Anyway, my point is that there is a definite reason for every trend in pop culture, and to say it’s “unfortunate” to delight in those things is to say it’s “unfortunate” to participate in our society. The underlying assumption being made there is that entertainment media is somehow “dumb,” and while this may sometimes be true, there is absolutely nothing wrong with it. Furthermore, I don’t think pop culture has made our society any less educated than it would be otherwise.

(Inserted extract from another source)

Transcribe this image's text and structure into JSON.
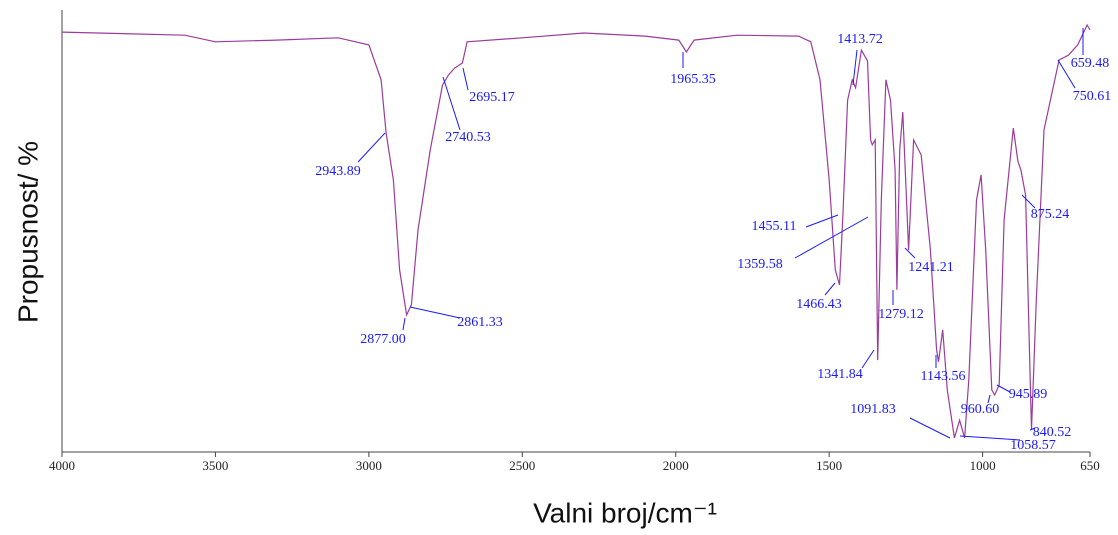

Even your stereotypical frat boy who spends eight hours a day watching MTV and playing Madden ‘08 is far, far better educated than almost every kid his age a century ago. Leisure time is essentially an invention of the 20th century. From the industrial revolution back to the dawn of man, if young people weren’t working on farms and factories, they were being killed by disease and war. For all intents and purposes, 20th century progressives created the notion of childhood. Your average middle-class child today is certainly more educated than your average middle-class child of any pervious era.
With the dawn of the Internet, almost everyone in first-world society has immediate access to a wealth of information far beyond what any one person could ever hope to learn. As humans, we are intrinsically curious and thus interested in learning new things. To dismiss a desire to learn about one’s own popular culture as “unfortunate” makes a judgment about what is important for other people, and it’s not only presumptuous, it’s ignorant and closed-minded.